Major productivity improvements coming to facilities teams, driven by new mobile technology

A new technology revolution has begun, and it is bringing substantial productivity improvements for overworked, cost-conscious facilities teams. Building owners and facilities managers are now joining the AEC technology revolution that once seemed to stop just outside their door.

Kumar Wiratunga

“Most facilities engineers and workers spend 20 percent of their week — that’s one to two hours every day on average — looking for current as-builts, O&Ms, warranties, and other information needed to complete their repair or improvement projects”, says Kumar Wiratunga, Corporate VP of Technology Solutions at Walnut Creek, CA-based ARC, a 29-year-old, 1,300-person, publicly traded firm that specializes in facilities solutions. “Technology can now eliminate that 20 percent productivity drain spent searching for building information.”

Although the industry has increasingly migrated to digital documents in recent years, that information is still usually printed out and handed off to project owners. But the long-term bottom line of operating and maintaining increasingly complex new facilities well after project delivery has caused facility managers to seek a better way.

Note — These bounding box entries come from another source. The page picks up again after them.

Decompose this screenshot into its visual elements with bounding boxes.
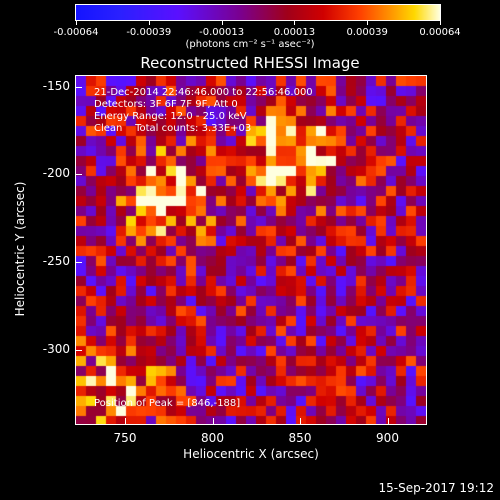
colorbar-tick	[440, 20, 441, 25]
colorbar-tick-label: -0.00013	[199, 27, 245, 38]
y-tick	[76, 350, 82, 352]
x-tick	[300, 418, 301, 424]
x-tick-label: 850	[288, 431, 312, 445]
y-tick	[76, 174, 82, 176]
y-tick-label: -300	[42, 342, 70, 357]
x-tick	[387, 418, 389, 424]
x-tick-label: 900	[376, 431, 399, 445]
y-tick-label: -200	[42, 166, 70, 181]
colorbar-tick	[221, 20, 223, 25]
colorbar-unit-label: (photons cm⁻² s⁻¹ asec⁻²)	[185, 39, 315, 50]
y-tick-label: -150	[42, 78, 70, 93]
plot-area	[75, 75, 427, 425]
y-tick	[76, 262, 82, 264]
y-tick-label: -250	[42, 254, 70, 269]
colorbar-tick-label: 0.00039	[346, 27, 388, 38]
x-tick-label: 750	[113, 431, 137, 445]
colorbar	[75, 4, 441, 21]
colorbar-tick	[367, 20, 369, 25]
detectors-annotation: Detectors: 3F 6F 7F 9F, Att 0	[94, 99, 238, 110]
y-axis-title: Heliocentric Y (arcsec)	[13, 181, 27, 317]
plot-title: Reconstructed RHESSI Image	[140, 54, 360, 72]
x-tick-label: 800	[201, 431, 224, 445]
colorbar-tick-label: 0.00013	[273, 27, 316, 38]
x-tick	[212, 418, 214, 424]
colorbar-tick-label: -0.00039	[126, 27, 172, 38]
time-range-annotation: 21-Dec-2014 22:46:46.000 to 22:56:46.000	[94, 87, 313, 98]
colorbar-tick	[76, 20, 77, 25]
colorbar-tick	[294, 20, 296, 25]
x-tick	[125, 418, 126, 424]
x-axis-title: Heliocentric X (arcsec)	[183, 447, 319, 461]
colorbar-tick-label: -0.00064	[53, 27, 99, 38]
clean-counts-annotation: Clean Total counts: 3.33E+03	[94, 123, 252, 134]
heatmap-image	[76, 76, 426, 424]
y-tick	[76, 86, 82, 88]
peak-position-annotation: Position of Peak = [846,-188]	[94, 398, 241, 409]
timestamp: 15-Sep-2017 19:12	[378, 481, 494, 495]
colorbar-tick-label: 0.00064	[419, 27, 461, 38]
colorbar-tick	[148, 20, 150, 25]
energy-range-annotation: Energy Range: 12.0 - 25.0 keV	[94, 111, 247, 122]
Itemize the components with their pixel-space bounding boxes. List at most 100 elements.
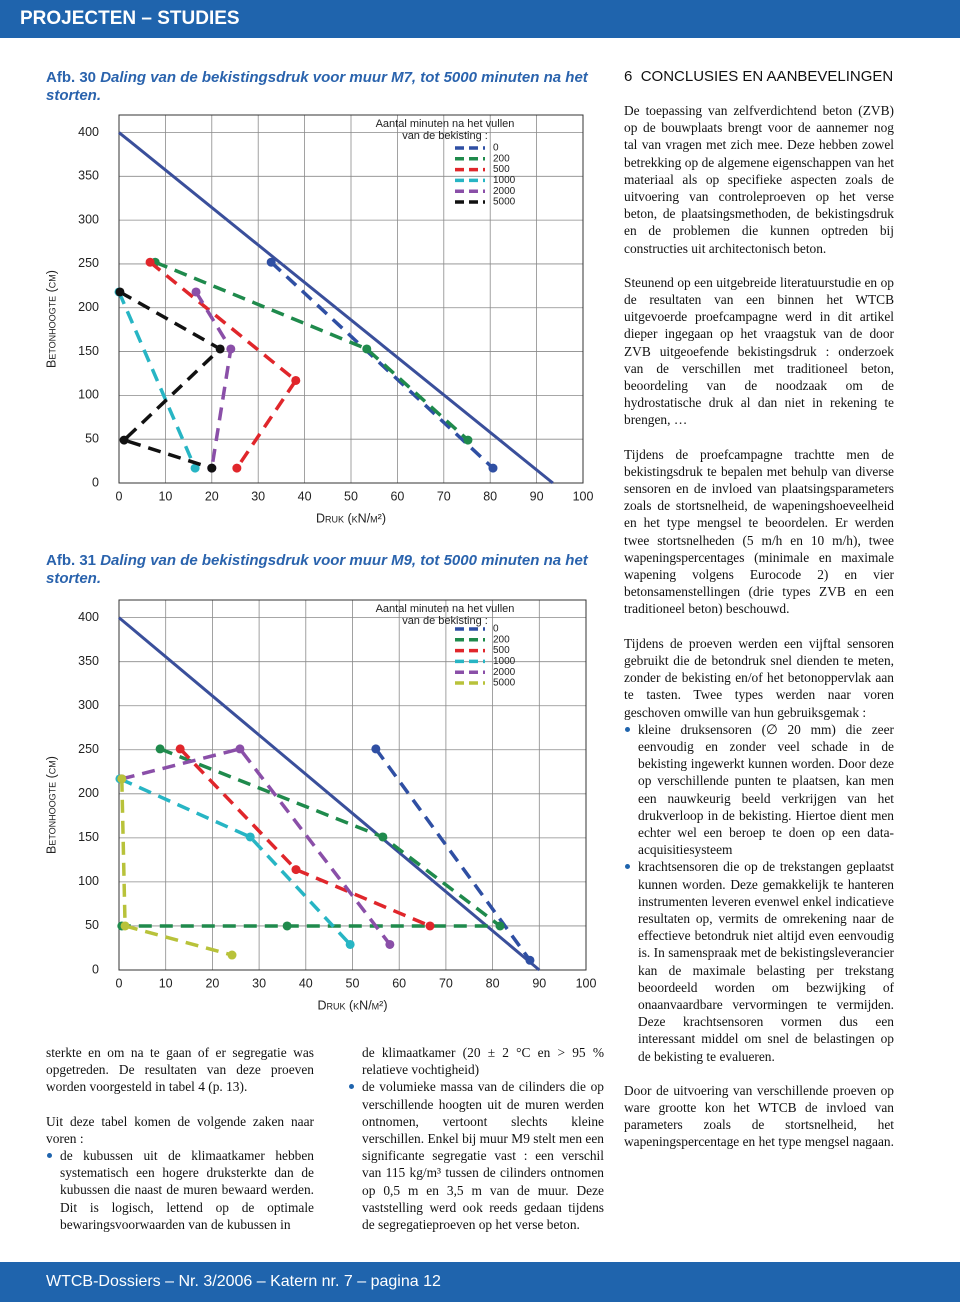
paragraph: Tijdens de proefcampagne trachtte men de… [624,446,894,617]
data-point [495,921,505,931]
legend-title: Aantal minuten na het vullen van de beki… [375,603,515,627]
legend-label: 200 [493,153,510,164]
reference-line [118,616,541,972]
caption: Afb. 31 Daling van de bekistingsdruk voo… [46,552,606,588]
header-title: PROJECTEN – STUDIES [20,8,240,29]
data-point [155,744,165,754]
y-tick-label: 300 [78,212,99,226]
x-tick-label: 90 [530,489,544,503]
data-point [190,463,200,473]
y-tick-label: 400 [78,125,99,139]
y-tick-label: 350 [78,654,99,668]
footer: WTCB-Dossiers – Nr. 3/2006 – Katern nr. … [0,1262,960,1302]
x-tick-label: 50 [344,489,358,503]
data-point [145,257,155,267]
legend-label: 0 [493,143,499,154]
data-point [232,463,242,473]
caption-label: Afb. 31 [46,552,97,569]
y-tick-label: 400 [78,610,99,624]
data-point [227,950,237,960]
data-point [525,955,535,965]
paragraph: Uit deze tabel komen de volgende zaken n… [46,1113,314,1146]
y-tick-label: 0 [92,475,99,489]
x-tick-label: 20 [205,489,219,503]
legend-label: 2000 [493,186,516,197]
x-tick-label: 70 [439,976,453,990]
series-line [119,290,224,470]
x-axis-label: Druk (kN/m²) [316,511,386,525]
y-tick-label: 250 [78,742,99,756]
x-tick-label: 10 [158,489,172,503]
y-tick-label: 150 [78,830,99,844]
caption: Afb. 30 Daling van de bekistingsdruk voo… [46,69,606,105]
series-line [194,291,233,469]
x-tick-label: 100 [573,489,594,503]
x-tick-label: 60 [390,489,404,503]
y-tick-label: 150 [78,344,99,358]
legend-label: 200 [493,634,510,645]
series-line [270,260,495,470]
series-line [121,746,392,946]
data-point [291,865,301,875]
caption-label: Afb. 30 [46,69,97,86]
legend-label: 5000 [493,678,516,689]
y-tick-label: 50 [85,431,99,445]
y-tick-label: 250 [78,256,99,270]
paragraph: Door de uitvoering van verschillende pro… [624,1082,894,1150]
data-point [120,921,130,931]
bullet: krachtsensoren die op de trekstangen gep… [625,859,894,1064]
legend-label: 1000 [493,175,516,186]
data-point [245,832,255,842]
x-tick-label: 0 [116,489,123,503]
continuation: de klimaatkamer (20 ± 2 °C en > 95 % rel… [362,1045,604,1078]
data-point [266,257,276,267]
x-tick-label: 30 [251,489,265,503]
y-tick-label: 350 [78,169,99,183]
y-tick-label: 0 [92,962,99,976]
data-point [207,463,217,473]
series-line [178,747,431,928]
data-point [191,287,201,297]
data-point [226,344,236,354]
data-point [291,375,301,385]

“The owner wants to know ‘Is that deliverable sustainable over the next 30 to 40 years?’” says David Trask, National Director of Facilities Solutions, for ARC. But invariably, he adds, even as technology has advanced in so many areas, the answers to that essential question have continued to reside in antiquated storage methods like binders and boxes of plan rolls. And more recently, that data set has been updated to include BIM models, but most are “just put on a shelf and not touched again,” notes Wiratunga.

So there’s an inherent disconnect. In recent years, as more apps and communication tools have proliferated for building teams, the information access gap has actually grown wider for owners and their facility managers.

“On most projects, there are still only two main options for storing building information: analog and paper-based, or in BIM models that are too technical and too sophisticated for most owners,” says Trask. “So what’s the alternative? Well, since owners represent most of our customer base, we really gave that considerable thought.”

After extensive customer research, ARC unveiled it’s ARC Facilities Solution early this year, which firm believes will improve both productivity and emergency preparedness for facilities teams and owners.

“With simple buttons on a tablet or phone, even non-technical workers can access any information they need in seconds, anytime and anywhere, says Wiratunga. “Most everyone today knows how to use a smartphone, so this offers the same quality of user experience. It’s not paper, not BIM. It’s the same ‘tap, swipe, pinch’ interface that we all know so well now.”

And even in test mode, the product already has turned heads. Matt Baker, public works facilities manager for the City of Wilsonville, CA, saw a demo of the ARC Facilities product last year at an industry trade show in Portland, OR. He and his team were immediately impressed “when we saw them scrolling through plans and O&M pages with just a couple of clicks or swipes of their finger,” recalls Baker, who subsequently visited ARC’s offices along with more colleagues. “One thing that we were immediately excited by was how quickly someone could scroll through a set of plans and hyper-link to details and just quickly access the specific information.”

For large owners with hundreds of facilities nationally and sizable annual building programs — such as Marriott, Costco, or Advocate Healthcare — imagine how their data adds up, too, complicating not just O&M issues, but life/safety matters in case of emergency.

“(They) have an advanced search engine in the cloud,” marvels John Montenero, chief procurement officer for the City of Palo Alto, CA. “I’ve had employees call me up to say, ‘John, I just want you to know, wow, this thing just saved me tons of time.”

That’s music to Wiratunga’s ears. “From my perspective, at this point, we just want to build awareness that there is now a better way to deliver a building to an owner,” he says. “These solutions give owners a better way to communicate to the building team more clearly what it is that they want.”